Zdorab resta un moment songeur.
« S’il l’oublie, intervint Shedemei, je me charge de le lui rappeler. »
Zdorab lui adressa un sourire lugubre. « Allons nous coucher », dit-il.
Qu’ils dussent s’éveiller ou non durant le voyage, tous seraient endormis pour le décollage. La tension et la douleur qui accompagnaient ce moment étaient trop fortes pour être supportées consciemment. Les passagers baigneraient donc dans une mousse protectrice à l’intérieur des capsules d’hibernation.
Chaque couple se chargea de coucher ses enfants dans les chambres d’animation suspendue, les embrassa, puis referma les couvercles ; par les hublots, ils les regardèrent sombrer dans le sommeil drogué qui initiait le processus. Un peu inquiets, surtout les plus âgés qui comprenaient vaguement ce qui se passait, les petits étaient également excités et impatients. « Et quand on se réveillera, on sera sur Terre ? » ne cessaient-ils de demander. « Oui », répondaient leurs parents.
Après cela, Nafai conduisit les adultes à la salle de commandes et leur montra le calendrier où figurait la date d’éveil prévue pour la mi-voyage. « Vous pourrez ainsi tous voir vos enfants et vérifier que tout va bien pour eux, leur assura-t-il.
— Eh bien, maintenant, je peux dormir sur mes deux oreilles », répondit Elemak avec une ironie sèche.
Nafai surveilla la plongée de chacun dans le sommeil, puis il donna le feu vert aux ordinateurs du système d’entretien de la vie pour les endormir, les envelopper de mousse, puis les réfrigérer au point que leur organisme ne soit plus qu’à peine vivant. Alors seulement, il monta lui-même dans sa capsule et referma le couvercle sur lui.
Nul être humain ne vit le vaisseau s’élever sans bruit d’une centaine de mètres, puis d’un millier, jusqu’à l’altitude maximum qu’atteignait la poussée des magnétiques du terrain d’atterrissage. Alors les fusées de lancement se déclenchèrent, crachant des flammes vers le sol tandis que le vaisseau stellaire montait dans le ciel nocturne.
Loin de là, de l’autre côté de l’étroit bras de mer, des voyageurs sur la route des caravanes levèrent les yeux et aperçurent une étoile filante. « Mais elle monte, dit l’un d’eux.
— Non, répondit un autre. Ce n’est qu’une illusion, parce qu’elle vient vers nous.
— Non, reprit le premier. Elle monte dans le ciel. Et elle va beaucoup trop lentement pour une étoile filante.
— Ah ouais ? s’esclaffa l’autre. C’est quoi, alors ?

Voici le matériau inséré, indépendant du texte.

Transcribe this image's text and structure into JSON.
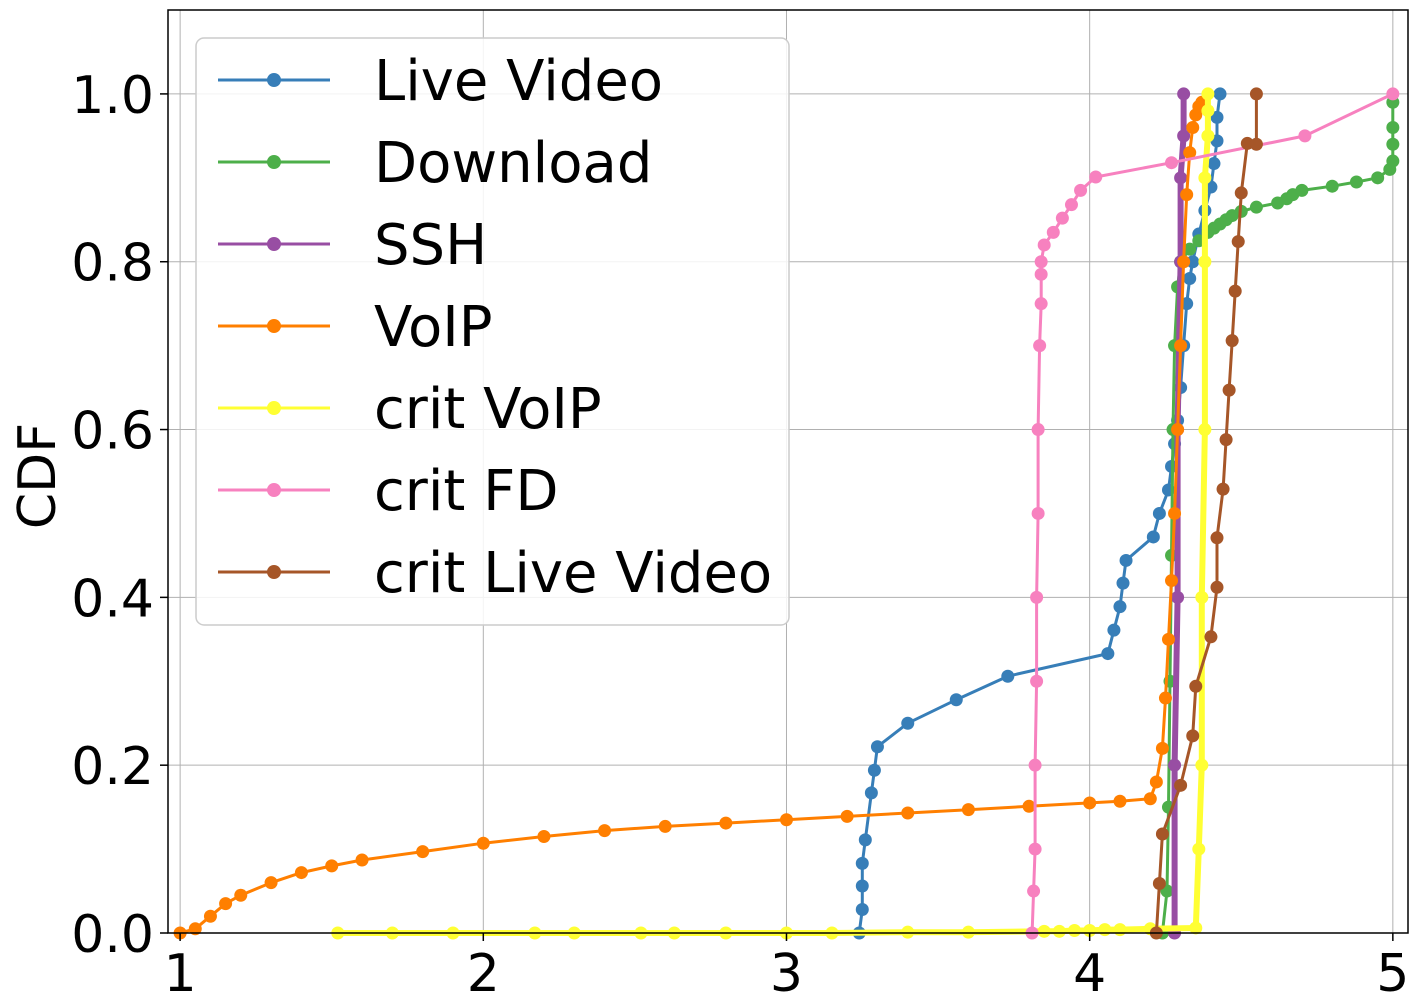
{
  "chart_data": {
    "type": "line",
    "title": "",
    "xlabel": "",
    "ylabel": "CDF",
    "xlim": [
      0.96,
      5.05
    ],
    "ylim": [
      0.0,
      1.1
    ],
    "xticks": [
      1,
      2,
      3,
      4,
      5
    ],
    "xtick_labels": [
      "1",
      "2",
      "3",
      "4",
      "5"
    ],
    "yticks": [
      0.0,
      0.2,
      0.4,
      0.6,
      0.8,
      1.0
    ],
    "ytick_labels": [
      "0.0",
      "0.2",
      "0.4",
      "0.6",
      "0.8",
      "1.0"
    ],
    "grid": true,
    "legend_position": "top-left",
    "series": [
      {
        "name": "Live Video",
        "color": "#377eb8",
        "x": [
          3.24,
          3.25,
          3.25,
          3.25,
          3.26,
          3.28,
          3.29,
          3.3,
          3.4,
          3.56,
          3.73,
          4.06,
          4.08,
          4.1,
          4.11,
          4.12,
          4.21,
          4.23,
          4.26,
          4.27,
          4.28,
          4.29,
          4.3,
          4.31,
          4.32,
          4.33,
          4.34,
          4.36,
          4.38,
          4.4,
          4.41,
          4.42,
          4.42,
          4.43
        ],
        "y": [
          0.0,
          0.028,
          0.056,
          0.083,
          0.111,
          0.167,
          0.194,
          0.222,
          0.25,
          0.278,
          0.306,
          0.333,
          0.361,
          0.389,
          0.417,
          0.444,
          0.472,
          0.5,
          0.528,
          0.556,
          0.583,
          0.611,
          0.65,
          0.7,
          0.75,
          0.78,
          0.8,
          0.833,
          0.861,
          0.889,
          0.917,
          0.944,
          0.972,
          1.0
        ]
      },
      {
        "name": "Download",
        "color": "#4daf4a",
        "x": [
          4.24,
          4.255,
          4.26,
          4.265,
          4.27,
          4.275,
          4.28,
          4.29,
          4.3,
          4.33,
          4.36,
          4.39,
          4.41,
          4.43,
          4.45,
          4.47,
          4.5,
          4.55,
          4.62,
          4.65,
          4.67,
          4.7,
          4.8,
          4.88,
          4.95,
          4.99,
          5.0,
          5.0,
          5.0,
          5.0
        ],
        "y": [
          0.0,
          0.05,
          0.15,
          0.3,
          0.45,
          0.6,
          0.7,
          0.77,
          0.8,
          0.815,
          0.825,
          0.835,
          0.84,
          0.845,
          0.85,
          0.855,
          0.86,
          0.865,
          0.87,
          0.875,
          0.88,
          0.885,
          0.89,
          0.895,
          0.9,
          0.91,
          0.92,
          0.94,
          0.96,
          0.99
        ]
      },
      {
        "name": "SSH",
        "color": "#984ea3",
        "x": [
          4.28,
          4.28,
          4.29,
          4.29,
          4.3,
          4.3,
          4.31,
          4.31
        ],
        "y": [
          0.0,
          0.2,
          0.4,
          0.6,
          0.8,
          0.9,
          0.95,
          1.0
        ]
      },
      {
        "name": "VoIP",
        "color": "#ff7f00",
        "x": [
          1.0,
          1.05,
          1.1,
          1.15,
          1.2,
          1.3,
          1.4,
          1.5,
          1.6,
          1.8,
          2.0,
          2.2,
          2.4,
          2.6,
          2.8,
          3.0,
          3.2,
          3.4,
          3.6,
          3.8,
          4.0,
          4.1,
          4.2,
          4.22,
          4.24,
          4.25,
          4.26,
          4.27,
          4.28,
          4.29,
          4.3,
          4.31,
          4.32,
          4.33,
          4.34,
          4.35,
          4.36,
          4.37
        ],
        "y": [
          0.0,
          0.005,
          0.02,
          0.035,
          0.045,
          0.06,
          0.072,
          0.08,
          0.087,
          0.097,
          0.107,
          0.115,
          0.122,
          0.127,
          0.131,
          0.135,
          0.139,
          0.143,
          0.147,
          0.151,
          0.155,
          0.157,
          0.16,
          0.18,
          0.22,
          0.28,
          0.35,
          0.42,
          0.5,
          0.6,
          0.7,
          0.8,
          0.88,
          0.93,
          0.96,
          0.975,
          0.985,
          0.99
        ]
      },
      {
        "name": "crit VoIP",
        "color": "#ffff33",
        "x": [
          1.52,
          1.7,
          1.9,
          2.17,
          2.3,
          2.52,
          2.63,
          2.8,
          3.0,
          3.15,
          3.4,
          3.6,
          3.85,
          3.9,
          3.95,
          4.0,
          4.05,
          4.1,
          4.2,
          4.35,
          4.36,
          4.37,
          4.37,
          4.38,
          4.38,
          4.38,
          4.39,
          4.39,
          4.39
        ],
        "y": [
          0.0,
          0.0,
          0.0,
          0.0,
          0.0,
          0.0,
          0.0,
          0.0,
          0.0,
          0.0,
          0.001,
          0.001,
          0.002,
          0.002,
          0.003,
          0.003,
          0.004,
          0.004,
          0.005,
          0.006,
          0.1,
          0.2,
          0.4,
          0.6,
          0.8,
          0.9,
          0.95,
          0.98,
          1.0
        ]
      },
      {
        "name": "crit FD",
        "color": "#f781bf",
        "x": [
          3.81,
          3.815,
          3.82,
          3.82,
          3.825,
          3.825,
          3.83,
          3.83,
          3.835,
          3.84,
          3.84,
          3.84,
          3.85,
          3.88,
          3.91,
          3.94,
          3.97,
          4.02,
          4.27,
          4.71,
          5.0
        ],
        "y": [
          0.0,
          0.05,
          0.1,
          0.2,
          0.3,
          0.4,
          0.5,
          0.6,
          0.7,
          0.75,
          0.785,
          0.8,
          0.82,
          0.835,
          0.852,
          0.868,
          0.885,
          0.901,
          0.918,
          0.95,
          1.0
        ]
      },
      {
        "name": "crit Live Video",
        "color": "#a65628",
        "x": [
          4.22,
          4.23,
          4.24,
          4.3,
          4.34,
          4.35,
          4.4,
          4.42,
          4.42,
          4.44,
          4.45,
          4.46,
          4.47,
          4.48,
          4.49,
          4.5,
          4.52,
          4.55,
          4.55
        ],
        "y": [
          0.0,
          0.059,
          0.118,
          0.176,
          0.235,
          0.294,
          0.353,
          0.412,
          0.471,
          0.529,
          0.588,
          0.647,
          0.706,
          0.765,
          0.824,
          0.882,
          0.941,
          0.94,
          1.0
        ]
      }
    ]
  }
}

— Je n’en sais rien. Mais je rends grâce à Surâme de nous avoir permis de voir ce spectacle.
— Et pourquoi ça ?
— Parce que, crétin, au bout de plusieurs millions d’années, on ne voit plus rien qui n’ait déjà été vu par d’autres une centaine, un millier ou un million de fois. Mais nous, nous avons assisté à quelque chose que personne n’avait jamais vu.
— Que tu crois !
— Oui, je crois.
— Et à quoi ça te sert de voir un prodige, si tu ne sais pas ce que tu as vu ? »

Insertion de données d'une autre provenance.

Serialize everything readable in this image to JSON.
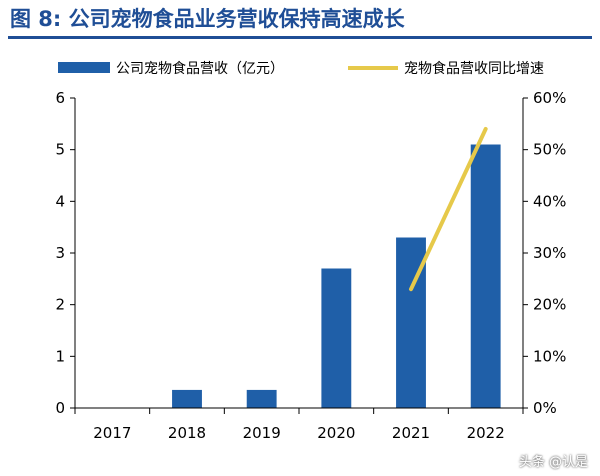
{
  "title": "图 8: 公司宠物食品业务营收保持高速成长",
  "watermark": "头条 @认是",
  "colors": {
    "title": "#1f4e96",
    "bar": "#1f5fa8",
    "line": "#e6c94a",
    "axis": "#000000"
  },
  "chart_data": {
    "type": "bar",
    "categories": [
      "2017",
      "2018",
      "2019",
      "2020",
      "2021",
      "2022"
    ],
    "series": [
      {
        "name": "公司宠物食品营收（亿元）",
        "type": "bar",
        "axis": "left",
        "values": [
          0,
          0.35,
          0.35,
          2.7,
          3.3,
          5.1
        ]
      },
      {
        "name": "宠物食品营收同比增速",
        "type": "line",
        "axis": "right",
        "values": [
          null,
          null,
          null,
          null,
          0.23,
          0.54
        ]
      }
    ],
    "y_left": {
      "ylim": [
        0,
        6
      ],
      "ticks": [
        "0",
        "1",
        "2",
        "3",
        "4",
        "5",
        "6"
      ]
    },
    "y_right": {
      "ylim": [
        0,
        0.6
      ],
      "ticks": [
        "0%",
        "10%",
        "20%",
        "30%",
        "40%",
        "50%",
        "60%"
      ]
    },
    "legend_position": "top",
    "grid": false
  }
}
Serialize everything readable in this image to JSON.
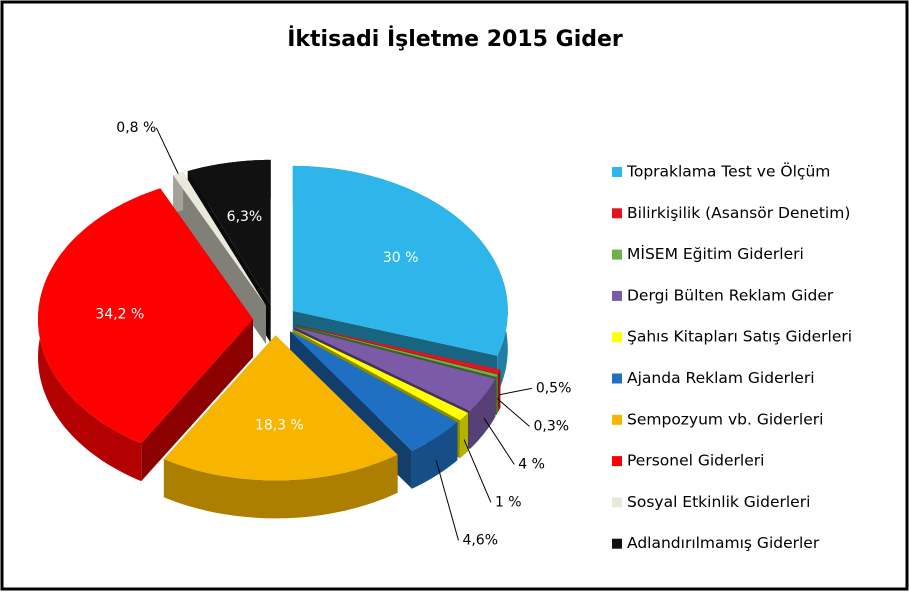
{
  "chart_data": {
    "type": "pie",
    "title": "İktisadi İşletme 2015 Gider",
    "categories": [
      "Topraklama Test ve Ölçüm",
      "Bilirkişilik (Asansör Denetim)",
      "MİSEM Eğitim Giderleri",
      "Dergi Bülten Reklam Gider",
      "Şahıs Kitapları Satış Giderleri",
      "Ajanda Reklam Giderleri",
      "Sempozyum vb. Giderleri",
      "Personel Giderleri",
      "Sosyal Etkinlik Giderleri",
      "Adlandırılmamış Giderler"
    ],
    "values": [
      30,
      0.5,
      0.3,
      4,
      1,
      4.6,
      18.3,
      34.2,
      0.8,
      6.3
    ],
    "value_labels": [
      "30 %",
      "0,5%",
      "0,3%",
      "4 %",
      "1 %",
      "4,6%",
      "18,3 %",
      "34,2 %",
      "0,8 %",
      "6,3%"
    ],
    "colors": [
      "#2eb6ea",
      "#e2141c",
      "#6cb24a",
      "#7b5ba8",
      "#ffff00",
      "#1f70c2",
      "#f7b500",
      "#ff0000",
      "#e9e9dc",
      "#111111"
    ],
    "legend": "right"
  }
}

S’élevant toujours, le vaisseau stellaire Basilica sortit du puits gravifique de la planète Harmonie. Une fois qu’il fut suffisamment éloigné, les fusées s’éteignirent. Elles ne serviraient dorénavant plus qu’au moment où l’appareil devrait se poser sur un autre monde. Alors, une toile se déploya depuis les flancs du vaisseau, composée de fils si fins qu’ils en étaient invisibles, sauf lorsque la capture d’une molécule d’hydrogène ou d’une particule encore plus petite dans le champ d’énergie généré par la toile provoquait un aveuglant éclat sur les filaments. En ces instants, on pouvait la distinguer tout entière, telle une immense toile d’araignée qui aspirait la poussière de l’espace pour alimenter la progression de l’appareil. Le Basilica accéléra de plus en plus et finit par laisser loin derrière lui Harmonie, minuscule point de lumière indiscernable de ceux qui l’entouraient. Au bout de quarante millions d’années, des hommes avaient quitté sa surface et, contre toute attente, ils rentraient chez eux.